Unia – un syndicat suisse (oui ça existe !) au sujet duquel je ne vais pas m’étendre, je ne fais pas de politique sur ce blog- dénonce un vol légal. Pour eux, je cite: “Les assureurs assainissent sur le dos des assurés !”.

Le vision d’Unia est une vision bien à court terme qui met en danger la caisse à long terme. Comme je l’ai déjà écrit dans plusieurs articles, pour les caisses, c’est un “loser game”. Donner un rendement obligatoire alors qu’on perd de l’argent cela ressemble à une gageure. voilà l’article: unia-sinsurge

Et comme les caisses ont vécu une annus horribilis:annus-horribilis-pour-les-caisses-de-pension-en-20082

On comprend mieux le terme de rendement faible: taux-dinteret-minimum-faible

Sans vouloir me dresser en capitaliste pur et dûr ou qu’on me colle une fausse étiquette, je pense qu’il est normal qu’un rendement puisse être négatif si les actifs baissent.

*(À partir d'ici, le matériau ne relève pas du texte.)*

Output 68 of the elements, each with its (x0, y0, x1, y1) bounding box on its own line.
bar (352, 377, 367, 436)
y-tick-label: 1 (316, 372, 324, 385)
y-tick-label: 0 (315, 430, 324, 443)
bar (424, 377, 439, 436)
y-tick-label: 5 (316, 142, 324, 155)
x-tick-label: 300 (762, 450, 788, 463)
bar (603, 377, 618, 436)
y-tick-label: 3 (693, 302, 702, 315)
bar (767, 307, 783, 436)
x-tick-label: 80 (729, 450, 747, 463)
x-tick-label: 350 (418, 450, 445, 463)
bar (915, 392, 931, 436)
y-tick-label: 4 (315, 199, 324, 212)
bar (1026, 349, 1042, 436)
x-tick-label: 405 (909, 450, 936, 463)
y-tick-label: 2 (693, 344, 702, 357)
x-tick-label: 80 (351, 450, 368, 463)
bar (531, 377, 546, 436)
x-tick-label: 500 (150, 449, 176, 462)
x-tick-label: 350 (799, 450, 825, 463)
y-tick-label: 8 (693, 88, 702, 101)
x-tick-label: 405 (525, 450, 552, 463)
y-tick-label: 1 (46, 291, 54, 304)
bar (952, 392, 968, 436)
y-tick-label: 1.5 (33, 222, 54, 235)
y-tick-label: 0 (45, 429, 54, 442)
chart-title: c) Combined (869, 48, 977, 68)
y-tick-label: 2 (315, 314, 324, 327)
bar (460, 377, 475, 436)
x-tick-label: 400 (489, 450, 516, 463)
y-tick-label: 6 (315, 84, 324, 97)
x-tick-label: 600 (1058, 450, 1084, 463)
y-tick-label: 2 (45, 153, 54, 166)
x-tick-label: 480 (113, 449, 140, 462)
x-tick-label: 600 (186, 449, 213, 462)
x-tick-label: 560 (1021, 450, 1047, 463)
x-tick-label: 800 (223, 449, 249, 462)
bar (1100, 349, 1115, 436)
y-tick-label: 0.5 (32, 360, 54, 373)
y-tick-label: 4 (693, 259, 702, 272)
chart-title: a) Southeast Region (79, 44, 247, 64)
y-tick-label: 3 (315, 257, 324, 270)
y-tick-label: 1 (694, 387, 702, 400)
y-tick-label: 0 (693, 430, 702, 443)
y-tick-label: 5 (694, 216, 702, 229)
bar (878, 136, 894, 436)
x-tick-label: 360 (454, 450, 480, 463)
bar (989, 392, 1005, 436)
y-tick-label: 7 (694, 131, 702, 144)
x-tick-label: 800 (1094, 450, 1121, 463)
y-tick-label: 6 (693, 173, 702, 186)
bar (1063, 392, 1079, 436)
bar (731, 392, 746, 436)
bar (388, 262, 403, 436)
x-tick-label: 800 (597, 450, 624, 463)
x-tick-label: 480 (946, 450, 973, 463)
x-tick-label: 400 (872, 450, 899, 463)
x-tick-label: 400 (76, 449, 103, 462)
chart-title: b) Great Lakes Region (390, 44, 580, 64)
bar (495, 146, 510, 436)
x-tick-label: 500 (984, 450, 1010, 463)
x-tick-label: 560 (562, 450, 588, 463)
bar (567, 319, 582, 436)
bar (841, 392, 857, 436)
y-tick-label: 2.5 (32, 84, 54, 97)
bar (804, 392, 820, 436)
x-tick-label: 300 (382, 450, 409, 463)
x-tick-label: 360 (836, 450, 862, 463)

Dans les caisses, il y a toute sorte d’assurances (rente de veuve, d’orphelin, invalidité etc.), ainsi qu’une prévoyance vieillesse. Si aujourd’hui on donne le maximum à ceux sont hors de la caisse ou qui en sortent, il ne restera rien à ceux qui cotisent aujourd’hui. C’est du Ponzi tout craché comme je le dénonce depuis quelque temps.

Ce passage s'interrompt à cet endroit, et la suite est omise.